عَنْ أَبِى الدَّرْدَاءِ قَالَ: أَوْصَانِى حَبِيبِى صلى الله عليه وسلم بِثَلاَثٍ لَنْ أَدَعَهُنَّ مَا عِشْتُ: بِصِيَامِ ثَلاَثَةِ أَيَّامٍ مِنْ كُلِّ شَهْرٍ، وَصَلاَةِ الضُّحَى، وَبِأَنْ لاَ أَنَامَ حَتَّى أُوتِرَ. (رواه مسلم

“Dari Abu ad-Dardak (diriwayatkan bahwa) ia berkata: “Kekasihku (Rasulullah) shallallahu ‘alaihi wasallam mewasiatiku tiga perkara yang tidak akan aku tinggalkan selama aku masih hidup: Puasa tiga hari setiap bulan, shalat dhuha, dan aku tidak tidur sehingga shalat witir dahulu” (HR. Muslim).

3. Hadits riwayat Abu Dzar:

عَنْ أَبِى ذَرٍّ عَنِ النَّبِىِّ صلى الله عليه وسلم أَنَّهُ قَالَ: يُصْبِحُ عَلَى كُلِّ سُلاَمَى مِنْ أَحَدِكُمْ صَدَقَةٌ، فَكُلُّ تَسْبِيحَةٍ صَدَقَةٌ، وَكُلُّ تَحْمِيدَةٍ صَدَقَةٌ، وَكُلُّ تَهْلِيلَةٍ صَدَقَةٌ، وَكُلُّ تَكْبِيرَةٍ صَدَقَةٌ، وَأَمْرٌ بِالْمَعْرُوفِ صَدَقَةٌ، وَنَهْىٌ عَنِ الْمُنْكَرِ صَدَقَةٌ، وَيُجْزِئُ مِنْ ذَلِكَ رَكْعَتَانِ يَرْكَعُهُمَا مِنَ الضُّحَى. (رواه مسلم)

Artinya : Dari Abu Dzarr, dari Nabi Shallallahu ‘alaihi wasallam (diriwayatkan bahwa) beliau bersabda: “Hendaklah setiap pagi setiap sendi salah seorang di antara kamu melakukan sedekah.

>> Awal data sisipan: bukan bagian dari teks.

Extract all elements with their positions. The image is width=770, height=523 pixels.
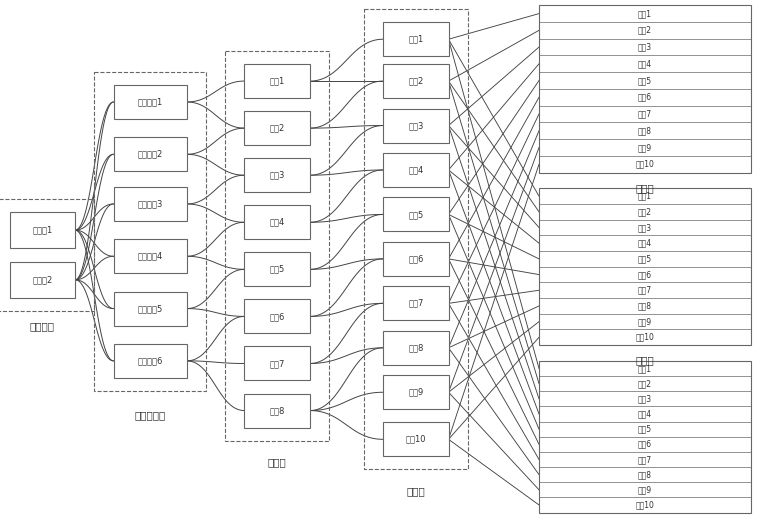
Text: 电压等级5: 电压等级5	[138, 304, 162, 313]
Text: 通信3: 通信3	[638, 42, 652, 52]
FancyBboxPatch shape	[245, 347, 310, 381]
Text: 回路5: 回路5	[638, 425, 652, 434]
Text: 变电站2: 变电站2	[32, 275, 52, 285]
Text: 装置1: 装置1	[408, 35, 424, 44]
Text: 通信8: 通信8	[638, 126, 652, 135]
Text: 装置3: 装置3	[408, 121, 424, 130]
Text: 通信4: 通信4	[638, 59, 652, 69]
FancyBboxPatch shape	[383, 242, 448, 276]
FancyBboxPatch shape	[114, 240, 187, 273]
FancyBboxPatch shape	[245, 299, 310, 334]
Text: 间隔6: 间隔6	[270, 312, 285, 321]
Text: 回路4: 回路4	[638, 410, 652, 418]
Text: 电压等级层: 电压等级层	[135, 411, 166, 420]
Text: 遥控8: 遥控8	[638, 301, 652, 311]
FancyBboxPatch shape	[383, 109, 448, 142]
Text: 遥控4: 遥控4	[638, 238, 652, 248]
Text: 通信7: 通信7	[638, 109, 652, 119]
FancyBboxPatch shape	[245, 64, 310, 98]
Text: 装置层: 装置层	[407, 486, 425, 496]
FancyBboxPatch shape	[383, 64, 448, 98]
Text: 二次回路层: 二次回路层	[629, 522, 661, 523]
Text: 遥控3: 遥控3	[638, 223, 652, 232]
Text: 回路7: 回路7	[638, 455, 652, 464]
Text: 回路3: 回路3	[638, 394, 652, 403]
FancyBboxPatch shape	[114, 344, 187, 378]
Text: 电压等级2: 电压等级2	[138, 150, 162, 159]
Text: 遥控层: 遥控层	[635, 356, 654, 366]
Text: 遥控2: 遥控2	[638, 207, 652, 217]
Text: 间隔2: 间隔2	[270, 123, 285, 133]
Text: 回路10: 回路10	[635, 501, 654, 509]
Text: 通信6: 通信6	[638, 93, 652, 102]
Text: 电压等级3: 电压等级3	[138, 199, 162, 209]
FancyBboxPatch shape	[245, 205, 310, 240]
Text: 遥控7: 遥控7	[638, 286, 652, 295]
Text: 装置4: 装置4	[408, 165, 424, 175]
FancyBboxPatch shape	[383, 331, 448, 365]
FancyBboxPatch shape	[114, 292, 187, 325]
Text: 通信2: 通信2	[638, 26, 652, 35]
Text: 间隔4: 间隔4	[270, 218, 285, 227]
Text: 间隔3: 间隔3	[270, 170, 285, 180]
Text: 装置8: 装置8	[408, 343, 424, 353]
Text: 电压等级6: 电压等级6	[138, 356, 162, 366]
Text: 电压等级4: 电压等级4	[138, 252, 162, 261]
Text: 装置7: 装置7	[408, 299, 424, 308]
Text: 变电站层: 变电站层	[30, 322, 55, 332]
FancyBboxPatch shape	[114, 85, 187, 119]
FancyBboxPatch shape	[383, 376, 448, 409]
Text: 通信10: 通信10	[635, 160, 654, 169]
Text: 间隔8: 间隔8	[270, 406, 285, 415]
Text: 通信9: 通信9	[638, 143, 652, 152]
FancyBboxPatch shape	[9, 212, 75, 248]
Text: 变电站1: 变电站1	[32, 225, 52, 235]
FancyBboxPatch shape	[245, 394, 310, 428]
Text: 间隔层: 间隔层	[268, 458, 286, 468]
FancyBboxPatch shape	[114, 137, 187, 172]
Text: 回路9: 回路9	[638, 485, 652, 494]
FancyBboxPatch shape	[383, 287, 448, 320]
FancyBboxPatch shape	[114, 187, 187, 221]
Text: 回路8: 回路8	[638, 470, 652, 479]
FancyBboxPatch shape	[383, 153, 448, 187]
Text: 回路2: 回路2	[638, 379, 652, 388]
Text: 通信1: 通信1	[638, 9, 652, 18]
Text: 通信5: 通信5	[638, 76, 652, 85]
Text: 遥控9: 遥控9	[638, 317, 652, 326]
Text: 装置10: 装置10	[406, 435, 426, 444]
FancyBboxPatch shape	[9, 262, 75, 298]
Text: 通信层: 通信层	[635, 183, 654, 193]
Text: 间隔5: 间隔5	[270, 265, 285, 274]
FancyBboxPatch shape	[245, 158, 310, 192]
Text: 装置5: 装置5	[408, 210, 424, 219]
Text: 回路6: 回路6	[638, 440, 652, 449]
Text: 间隔1: 间隔1	[270, 76, 285, 86]
Text: 遥控1: 遥控1	[638, 191, 652, 201]
Text: 遥控10: 遥控10	[635, 333, 654, 342]
Text: 装置9: 装置9	[408, 388, 424, 397]
Text: 遥控6: 遥控6	[638, 270, 652, 279]
Text: 装置2: 装置2	[408, 76, 424, 86]
FancyBboxPatch shape	[245, 253, 310, 287]
FancyBboxPatch shape	[245, 111, 310, 145]
FancyBboxPatch shape	[383, 198, 448, 231]
FancyBboxPatch shape	[383, 22, 448, 56]
Text: 间隔7: 间隔7	[270, 359, 285, 368]
FancyBboxPatch shape	[383, 423, 448, 456]
Text: 遥控5: 遥控5	[638, 254, 652, 264]
Text: 电压等级1: 电压等级1	[138, 97, 162, 107]
Text: 装置6: 装置6	[408, 254, 424, 264]
Text: 回路1: 回路1	[638, 364, 652, 373]
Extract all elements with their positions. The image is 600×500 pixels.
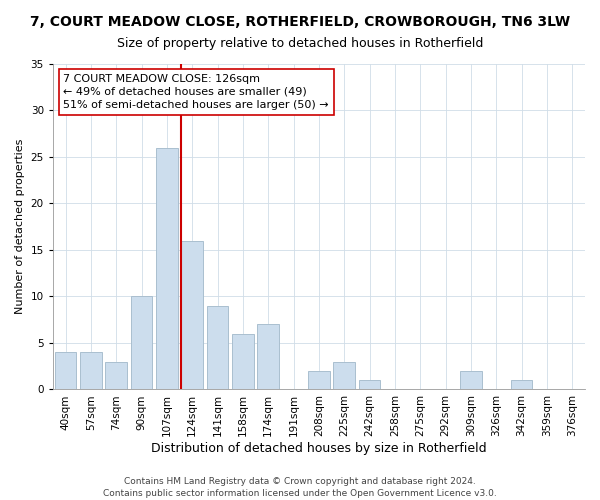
- Bar: [181, 240, 203, 390]
- Bar: [359, 380, 380, 390]
- Text: Contains HM Land Registry data © Crown copyright and database right 2024.
Contai: Contains HM Land Registry data © Crown c…: [103, 476, 497, 498]
- Text: 7, COURT MEADOW CLOSE, ROTHERFIELD, CROWBOROUGH, TN6 3LW: 7, COURT MEADOW CLOSE, ROTHERFIELD, CROW…: [30, 15, 570, 29]
- Bar: [131, 296, 152, 390]
- Bar: [232, 334, 254, 390]
- Bar: [308, 371, 329, 390]
- Bar: [207, 306, 229, 390]
- Bar: [257, 324, 279, 390]
- Bar: [511, 380, 532, 390]
- Text: 7 COURT MEADOW CLOSE: 126sqm
← 49% of detached houses are smaller (49)
51% of se: 7 COURT MEADOW CLOSE: 126sqm ← 49% of de…: [64, 74, 329, 110]
- Bar: [106, 362, 127, 390]
- X-axis label: Distribution of detached houses by size in Rotherfield: Distribution of detached houses by size …: [151, 442, 487, 455]
- Bar: [80, 352, 101, 390]
- Text: Size of property relative to detached houses in Rotherfield: Size of property relative to detached ho…: [117, 38, 483, 51]
- Bar: [156, 148, 178, 390]
- Bar: [334, 362, 355, 390]
- Bar: [460, 371, 482, 390]
- Bar: [55, 352, 76, 390]
- Y-axis label: Number of detached properties: Number of detached properties: [15, 139, 25, 314]
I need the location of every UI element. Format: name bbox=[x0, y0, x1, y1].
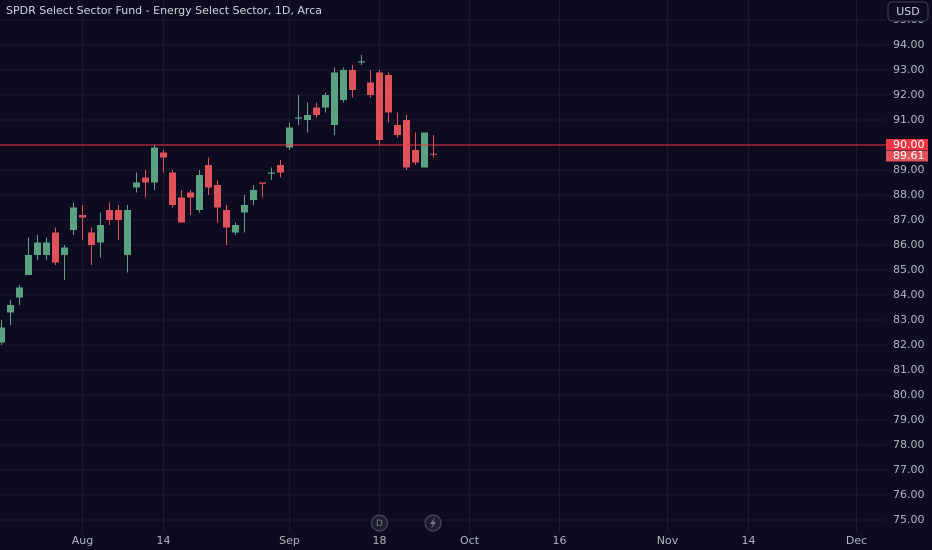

Setiap tasbih itu sedekah, setiap tahmid itu sedekah, setiap tahlil itu sedekah, setiap takbir itu sedekah, amar ma’ruf itu sedekah, nahi munkar itu sedekah. Semua itu dicukupi dengan dua rakaat yang dilakukan pada waktu dhuha” (HR. Muslim).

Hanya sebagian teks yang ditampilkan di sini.